Vamos assegurar que divisão da Universidade Pedagógica é bem feita

Questionado pelo @Verdade, à margem do evento, sobre a criação de novas universidades a partir da divisão da Universidade Pedagógica Jorge Ferrão declarou que “vamos continuar esse processo mas vamos assegurar que ele é bem feito. Porque se fazemos de forma apenas administrativa e não nos encaixamos dentro de uma filosofia académica podemos estar a fazer divisões que são erradas. A Universidade tem hoje uma expansão por todo o País então o que significa a Região Sul, a região Centro, a Região Norte, qual é a mobilidade que vamos estabelecer e qual é o factor de proximidade que vai facilitar a gestão de cada uma das unidades”.

“E mais, o que é que cada uma de nós vai oferecer ao grande público? Eu acho que se a ideia é só repartir e depois não tivermos uma filosofia e um consenso de base sobre aquilo que temos para oferecer de novo não teremos feito muita coisa” aclarou.

O @Verdade perguntou a Jorge Ferrão se sentia-se um intruso na UP, afinal até desculpou-se pela intrusão no seu discurso, mas o novo reitor explicou que “se eu não tivesse um percurso académico me sentiria mal, mas acho que estou na academia melhor do que em qualquer outro lugar que poderia estar, com experiência e vou dar a minha contribuição, acho que esta Universidade tem também um cordão umbilical ligado à própria educação, enfim é o possível e vamos fazer”.
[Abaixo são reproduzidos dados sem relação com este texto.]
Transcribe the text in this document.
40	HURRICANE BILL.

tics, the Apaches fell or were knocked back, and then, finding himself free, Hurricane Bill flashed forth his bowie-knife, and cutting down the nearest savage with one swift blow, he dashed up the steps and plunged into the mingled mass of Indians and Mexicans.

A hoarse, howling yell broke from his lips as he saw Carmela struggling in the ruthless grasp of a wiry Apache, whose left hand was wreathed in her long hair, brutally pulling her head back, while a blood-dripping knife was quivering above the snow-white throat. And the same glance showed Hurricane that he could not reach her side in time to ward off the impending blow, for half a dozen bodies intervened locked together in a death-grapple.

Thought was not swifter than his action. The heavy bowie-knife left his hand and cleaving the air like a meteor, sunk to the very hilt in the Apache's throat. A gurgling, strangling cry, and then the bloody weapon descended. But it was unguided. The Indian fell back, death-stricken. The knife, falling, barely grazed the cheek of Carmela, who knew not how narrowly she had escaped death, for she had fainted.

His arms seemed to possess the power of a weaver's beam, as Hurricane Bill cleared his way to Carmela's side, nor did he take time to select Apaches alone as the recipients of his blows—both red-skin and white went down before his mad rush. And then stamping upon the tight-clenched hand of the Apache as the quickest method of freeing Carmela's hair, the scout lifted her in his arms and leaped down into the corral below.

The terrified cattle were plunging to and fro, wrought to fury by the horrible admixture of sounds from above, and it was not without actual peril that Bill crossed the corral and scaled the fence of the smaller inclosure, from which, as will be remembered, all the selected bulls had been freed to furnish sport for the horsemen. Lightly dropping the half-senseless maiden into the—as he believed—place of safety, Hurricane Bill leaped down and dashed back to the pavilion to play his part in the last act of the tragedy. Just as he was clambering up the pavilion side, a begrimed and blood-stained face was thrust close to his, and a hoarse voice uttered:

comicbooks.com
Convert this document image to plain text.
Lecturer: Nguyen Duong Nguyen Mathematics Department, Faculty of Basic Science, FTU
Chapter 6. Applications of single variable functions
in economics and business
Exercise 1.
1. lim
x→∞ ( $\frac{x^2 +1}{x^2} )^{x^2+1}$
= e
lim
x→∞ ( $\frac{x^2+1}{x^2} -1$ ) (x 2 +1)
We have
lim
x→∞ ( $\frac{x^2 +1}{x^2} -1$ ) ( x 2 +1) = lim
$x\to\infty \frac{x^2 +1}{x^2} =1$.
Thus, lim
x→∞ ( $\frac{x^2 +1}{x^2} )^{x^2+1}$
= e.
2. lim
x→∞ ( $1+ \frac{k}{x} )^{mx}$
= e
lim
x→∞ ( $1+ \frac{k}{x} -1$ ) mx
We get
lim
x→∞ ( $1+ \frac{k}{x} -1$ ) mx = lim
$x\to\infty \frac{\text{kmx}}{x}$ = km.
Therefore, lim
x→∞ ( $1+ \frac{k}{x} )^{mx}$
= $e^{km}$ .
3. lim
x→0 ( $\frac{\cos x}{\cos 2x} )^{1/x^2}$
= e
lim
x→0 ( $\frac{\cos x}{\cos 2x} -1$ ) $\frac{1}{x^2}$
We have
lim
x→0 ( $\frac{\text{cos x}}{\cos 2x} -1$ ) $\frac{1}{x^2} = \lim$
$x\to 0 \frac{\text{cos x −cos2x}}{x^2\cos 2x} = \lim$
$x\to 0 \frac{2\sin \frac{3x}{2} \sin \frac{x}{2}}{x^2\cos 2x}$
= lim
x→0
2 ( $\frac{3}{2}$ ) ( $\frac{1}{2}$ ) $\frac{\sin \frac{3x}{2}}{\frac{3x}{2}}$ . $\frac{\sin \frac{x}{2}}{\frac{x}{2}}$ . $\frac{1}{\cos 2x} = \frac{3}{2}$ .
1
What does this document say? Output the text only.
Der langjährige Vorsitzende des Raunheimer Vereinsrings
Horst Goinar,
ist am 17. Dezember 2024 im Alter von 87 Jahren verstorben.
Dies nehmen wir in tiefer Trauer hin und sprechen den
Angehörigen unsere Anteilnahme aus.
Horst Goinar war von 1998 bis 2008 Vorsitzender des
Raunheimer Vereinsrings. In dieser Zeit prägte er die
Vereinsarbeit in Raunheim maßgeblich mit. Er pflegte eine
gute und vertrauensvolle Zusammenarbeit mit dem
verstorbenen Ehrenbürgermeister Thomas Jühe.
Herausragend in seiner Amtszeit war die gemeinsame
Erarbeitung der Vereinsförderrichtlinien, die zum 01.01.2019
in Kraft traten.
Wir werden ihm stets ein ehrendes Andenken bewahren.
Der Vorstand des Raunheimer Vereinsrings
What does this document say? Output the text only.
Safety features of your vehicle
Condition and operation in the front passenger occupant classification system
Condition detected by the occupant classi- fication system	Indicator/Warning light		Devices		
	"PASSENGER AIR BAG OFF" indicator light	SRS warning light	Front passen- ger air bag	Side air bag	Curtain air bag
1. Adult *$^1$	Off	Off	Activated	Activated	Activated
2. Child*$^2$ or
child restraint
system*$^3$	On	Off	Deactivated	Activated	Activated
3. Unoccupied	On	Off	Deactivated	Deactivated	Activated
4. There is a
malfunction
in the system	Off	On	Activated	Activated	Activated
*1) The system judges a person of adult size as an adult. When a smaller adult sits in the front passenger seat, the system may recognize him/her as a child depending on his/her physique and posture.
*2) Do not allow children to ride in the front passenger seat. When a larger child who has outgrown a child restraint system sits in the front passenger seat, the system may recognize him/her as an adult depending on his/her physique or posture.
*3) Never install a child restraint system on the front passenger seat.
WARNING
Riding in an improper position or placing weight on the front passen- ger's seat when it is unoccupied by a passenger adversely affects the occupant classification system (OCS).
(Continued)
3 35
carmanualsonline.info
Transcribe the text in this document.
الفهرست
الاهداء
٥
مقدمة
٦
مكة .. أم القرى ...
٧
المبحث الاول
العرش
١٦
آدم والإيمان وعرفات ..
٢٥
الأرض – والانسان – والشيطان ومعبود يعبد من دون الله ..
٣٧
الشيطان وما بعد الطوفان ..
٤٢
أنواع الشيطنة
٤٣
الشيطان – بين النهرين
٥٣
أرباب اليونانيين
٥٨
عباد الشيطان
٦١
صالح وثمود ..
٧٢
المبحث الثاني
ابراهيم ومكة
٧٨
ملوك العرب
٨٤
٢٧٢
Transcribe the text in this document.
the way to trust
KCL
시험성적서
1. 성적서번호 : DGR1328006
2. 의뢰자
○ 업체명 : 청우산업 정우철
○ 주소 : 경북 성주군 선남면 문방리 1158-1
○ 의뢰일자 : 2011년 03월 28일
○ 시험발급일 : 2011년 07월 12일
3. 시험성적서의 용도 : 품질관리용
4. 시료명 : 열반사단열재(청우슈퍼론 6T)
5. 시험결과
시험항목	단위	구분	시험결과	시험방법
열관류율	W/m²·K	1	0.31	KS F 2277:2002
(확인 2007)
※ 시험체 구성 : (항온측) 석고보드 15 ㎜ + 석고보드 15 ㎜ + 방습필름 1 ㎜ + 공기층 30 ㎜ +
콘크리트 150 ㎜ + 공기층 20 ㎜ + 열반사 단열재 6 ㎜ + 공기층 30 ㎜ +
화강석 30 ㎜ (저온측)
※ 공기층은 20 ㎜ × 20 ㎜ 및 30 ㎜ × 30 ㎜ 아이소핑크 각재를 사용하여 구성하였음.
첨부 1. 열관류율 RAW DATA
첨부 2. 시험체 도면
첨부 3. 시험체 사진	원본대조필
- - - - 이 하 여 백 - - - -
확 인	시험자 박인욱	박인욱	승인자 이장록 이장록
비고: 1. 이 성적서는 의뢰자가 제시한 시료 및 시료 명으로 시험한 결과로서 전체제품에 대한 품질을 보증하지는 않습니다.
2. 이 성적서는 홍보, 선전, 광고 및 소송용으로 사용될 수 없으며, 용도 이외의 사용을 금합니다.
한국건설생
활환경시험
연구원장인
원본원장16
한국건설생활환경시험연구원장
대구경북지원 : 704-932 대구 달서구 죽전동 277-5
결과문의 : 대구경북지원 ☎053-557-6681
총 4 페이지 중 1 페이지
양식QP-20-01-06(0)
“Os alunos entenderam que precisavam de trabalhar mais”

Sobre os motivos da sua demissão de ministro Ferrão mostrou-se visivelmente surpreendido, como todos os moçambicanos que não sabem as razões que motivaram o Chefe de Estado, mas não a questionou. “São as dinâmicas de governação, eu sou um servidor público e estarei sempre preparado para aquilo que acontecer. Se amanhã tiver que ir gerir uma escola primária também estarei completamente preparado e farei com muito agrado, de coração aberto” disse ao @Verdade.

Com alguma humildade Jorge Ferrão declarou, “Eu agradeço muito a Moçambique por me ter dado oportunidade de estudar, por me ter pago bolsas para ir estudar fora do País em diferentes Universidades e Países, por ter feito de mim um membro da Academia de Lisboa, então eu tenho a responsabilidade de trazer isso de volta e trabalhar”.

“Estes dois anos foram anos de muita pesquisa, de muita leitura e de muita auscultação para tentar saber porque é que nós saímos dos carris e procurar saber como é que poderíamos voltar ao carris”, começou por declarar quando instado pelo @Verdade a falar sobre o legado que deixa no Ministério da Educação e de Desenvolvimento Humano.

“A primeira grande questão, que sobretudo os pais pediram para rever, foi a responsabilidade na Educação. Avaliar um estudante e fazer com que o estudante se aplique para poder colher bons resultados. É verdade que mexemos no sistema de avaliação, deu nos resultados que deram mas os alunos entenderam que precisavam de trabalhar mais. E este ano, seguramente, que nós temos resultados melhores, por aquilo que já acompanhei temos mais 20 a 25% comparado com os resultados do ano passado, então começamos bem. E se isso continuar, significa que a gente pode apertar um pouco mais na questão dos exames para que os alunos respondam”, argumentou Ferrão.

“Podemos ter uma política de oferecer um livro mas sabemos que oferecemos um livro essencial, e não estamos a fazer negócio com a Educação”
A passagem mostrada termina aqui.